Di bawah pohon beringin yang rindang, Mang Midun lagi sibuk meniup gelas plastik bekas es teh, berusaha mengusir semut yang ngotot nongkrong di bibirnya. “Eh, kalian denger berita Bupati Pati itu nggak? Katanya mau naikkan PBB 250 persen, terus dibatalkan gara-gara warga protes,” kata Mang Midun. Jek Pakis yang sedang mengelap keringat karena habis narik ojek cuma nyengir, “Walah, kalau di sini naik segitu, aku bisa pindah rumah ke bawah beringin ini sekalian jadi penghuni tetap.”
Mak Irah, yang sedari tadi duduk sambil mengupas kacang tanah, ikut nimbrung. “Lah, kan katanya PBB itu buat bangunan dan tanah. Kalau tanahnya nggak ada, bangunannya numpang di atas pohon, bayar nggak?” tanyanya polos. Mang Midun terkekeh, “Bisa aja, Bu. Nanti ada pajak ‘Pohon dan Bangunan’. Petugasnya manjat tiap tahun.”

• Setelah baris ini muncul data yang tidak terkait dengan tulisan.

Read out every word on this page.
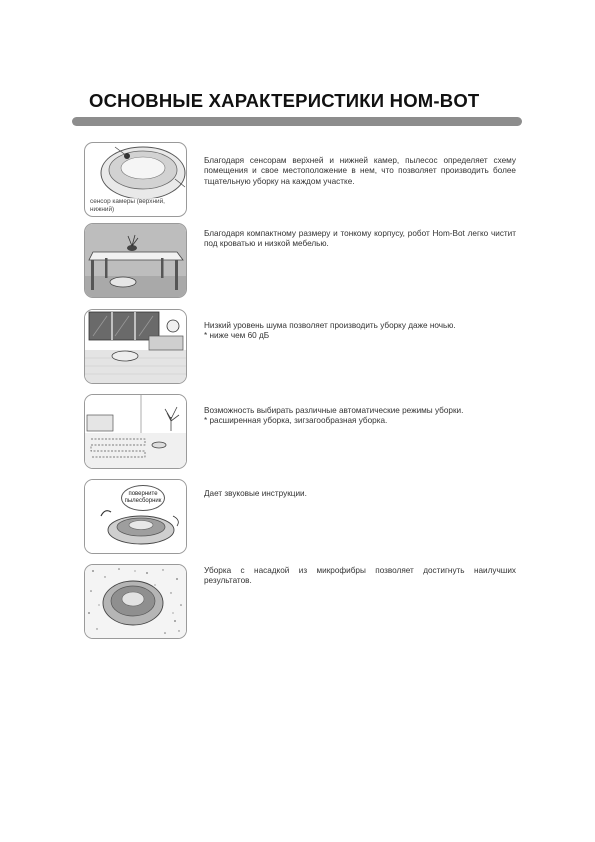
ОСНОВНЫЕ ХАРАКТЕРИСТИКИ HOM-BOT
сенсор камеры (верхний, нижний)

Благодаря сенсорам верхней и нижней камер, пылесос определяет схему помещения и свое местоположение в нем, что позволяет производить более тщательную уборку на каждом участке.

Благодаря компактному размеру и тонкому корпусу, робот Hom-Bot легко чистит под кроватью и низкой мебелью.

Низкий уровень шума позволяет производить уборку даже ночью.

* ниже чем 60 дБ

Возможность выбирать различные автоматические режимы уборки.

* расширенная уборка, зигзагообразная уборка.

поверните пылесборник

Дает звуковые инструкции.

Уборка с насадкой из микрофибры позволяет достигнуть наилучших результатов.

Jek Pakis lalu mulai menghitung-hitung sambil garuk kepala. “PBB 250 persen itu berarti kalau tahun kemarin bayar 100 ribu, tahun ini jadi 350 ribu, kan? Lah, kalau begitu, rumahku yang kecil itu nilainya bisa-bisa dikira istana sama pemerintah.” Mang Midun menimpali, “Iya, mungkin dianggap rumah sultan, saking mewahnya punya genteng bocor alami.”
Mak Irah yang doyan gosip kampung menambahkan, “Tapi untung ya dibatalkan. Katanya yang sudah telanjur bayar lebih nanti dikembalikan. Wah, itu mah kayak kita beli kerupuk, dikasih kembalian permen, tapi permen-nya janji dikirim bulan depan.” Mereka semua tertawa, walau di hati masing-masing, tahu bahwa urusan “dikembalikan” itu kadang panjang jalannya.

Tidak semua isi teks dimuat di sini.